The switch can actually always be placed outside the innermost while, which would amortize it better and might enable use of zero overhead loops:
while(...)
while (...)
while (...)
switch(algo_index) {
case 0: for(i=0; i<inner_extent; ++i, array += inner_stride) *array = do_something_with(algo_0_next(state_ptr)); break;
case 1: for(i=0; i<inner_extent; ++i, array += inner_stride) *array = do_something_with(algo_1_next(state_ptr)); break;
}
Also, you could (and perhaps already do) mark ndarrays as contiguous when they are, and then run lower dimensionality loops on them. That would save time on loop code when users run something on arrays of shape (1000, 2, 1) and stride (2, 1 ,1) by looping on shape (2000,) stride (1,) instead. But that is all second order, I don't think it's really necessary.
You can specify the seed now, an integer, or a tuple of integers.
Thanks. I'm going on vacation for a while. Will test this when I get back.
Hello All, I see the there was quite a progress here 6 months ago any expectations when it could reach closed/prebuilt stage? I would love to use this.
I think the only outstanding issue is the out
keyword argument. In the case of random
that's rather trivial, so I might be able to add that today, and create a PR.
Awesome, I don't want to rush anything so I'll patiently wait for "random". Glad that this is not dead. Thanks! ;)
I think https://github.com/v923z/micropython-ulab/pull/654/ is pretty close to what you wanted, so we could in principle merge that, and add new features in separate PRs.

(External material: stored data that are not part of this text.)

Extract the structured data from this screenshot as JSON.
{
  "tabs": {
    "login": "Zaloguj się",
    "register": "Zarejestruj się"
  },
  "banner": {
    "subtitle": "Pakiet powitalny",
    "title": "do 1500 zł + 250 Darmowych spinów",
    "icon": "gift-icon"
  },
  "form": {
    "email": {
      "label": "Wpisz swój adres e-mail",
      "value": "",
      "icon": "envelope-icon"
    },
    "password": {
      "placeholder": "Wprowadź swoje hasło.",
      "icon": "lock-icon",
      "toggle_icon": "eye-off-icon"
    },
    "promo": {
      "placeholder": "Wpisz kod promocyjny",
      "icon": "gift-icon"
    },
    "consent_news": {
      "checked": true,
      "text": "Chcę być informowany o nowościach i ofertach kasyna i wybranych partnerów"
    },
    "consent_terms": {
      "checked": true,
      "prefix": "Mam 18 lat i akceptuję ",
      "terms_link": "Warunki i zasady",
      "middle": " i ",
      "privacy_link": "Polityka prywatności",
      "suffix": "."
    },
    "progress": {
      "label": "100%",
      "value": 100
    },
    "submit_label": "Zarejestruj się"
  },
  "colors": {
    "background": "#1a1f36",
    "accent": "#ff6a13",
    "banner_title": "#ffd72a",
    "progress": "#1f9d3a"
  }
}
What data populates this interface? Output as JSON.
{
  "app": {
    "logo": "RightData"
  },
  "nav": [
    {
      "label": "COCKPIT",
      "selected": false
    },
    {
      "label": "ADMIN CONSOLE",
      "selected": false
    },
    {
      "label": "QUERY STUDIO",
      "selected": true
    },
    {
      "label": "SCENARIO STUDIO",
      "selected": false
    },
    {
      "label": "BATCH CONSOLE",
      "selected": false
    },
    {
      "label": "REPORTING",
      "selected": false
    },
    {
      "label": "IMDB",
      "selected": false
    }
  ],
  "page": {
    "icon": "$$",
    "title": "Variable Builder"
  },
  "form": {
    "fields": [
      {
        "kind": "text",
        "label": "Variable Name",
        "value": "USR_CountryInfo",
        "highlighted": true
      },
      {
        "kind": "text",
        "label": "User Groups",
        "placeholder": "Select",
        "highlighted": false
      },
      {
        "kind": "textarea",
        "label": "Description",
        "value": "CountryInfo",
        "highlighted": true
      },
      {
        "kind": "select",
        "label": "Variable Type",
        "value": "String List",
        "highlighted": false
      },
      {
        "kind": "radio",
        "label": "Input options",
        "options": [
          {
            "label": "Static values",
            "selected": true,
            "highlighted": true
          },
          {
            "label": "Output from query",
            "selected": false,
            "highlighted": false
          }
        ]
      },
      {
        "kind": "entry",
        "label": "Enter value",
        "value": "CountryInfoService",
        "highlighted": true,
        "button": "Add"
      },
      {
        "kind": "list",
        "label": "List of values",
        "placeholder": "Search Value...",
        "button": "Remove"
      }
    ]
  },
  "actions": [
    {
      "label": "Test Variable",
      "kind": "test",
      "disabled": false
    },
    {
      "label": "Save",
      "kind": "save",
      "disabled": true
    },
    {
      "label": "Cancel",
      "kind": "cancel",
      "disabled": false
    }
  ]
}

Amazing work, yeah that would unblock me for a start if I will find anything missing I will let you know but this is HUGE! Thanks a lot!
Completed in https://github.com/v923z/micropython-ulab/pull/654.
The module is useful for machine learning related applications. I would be glad if someone could add the np.random.randn function since I dont know how to do it in C.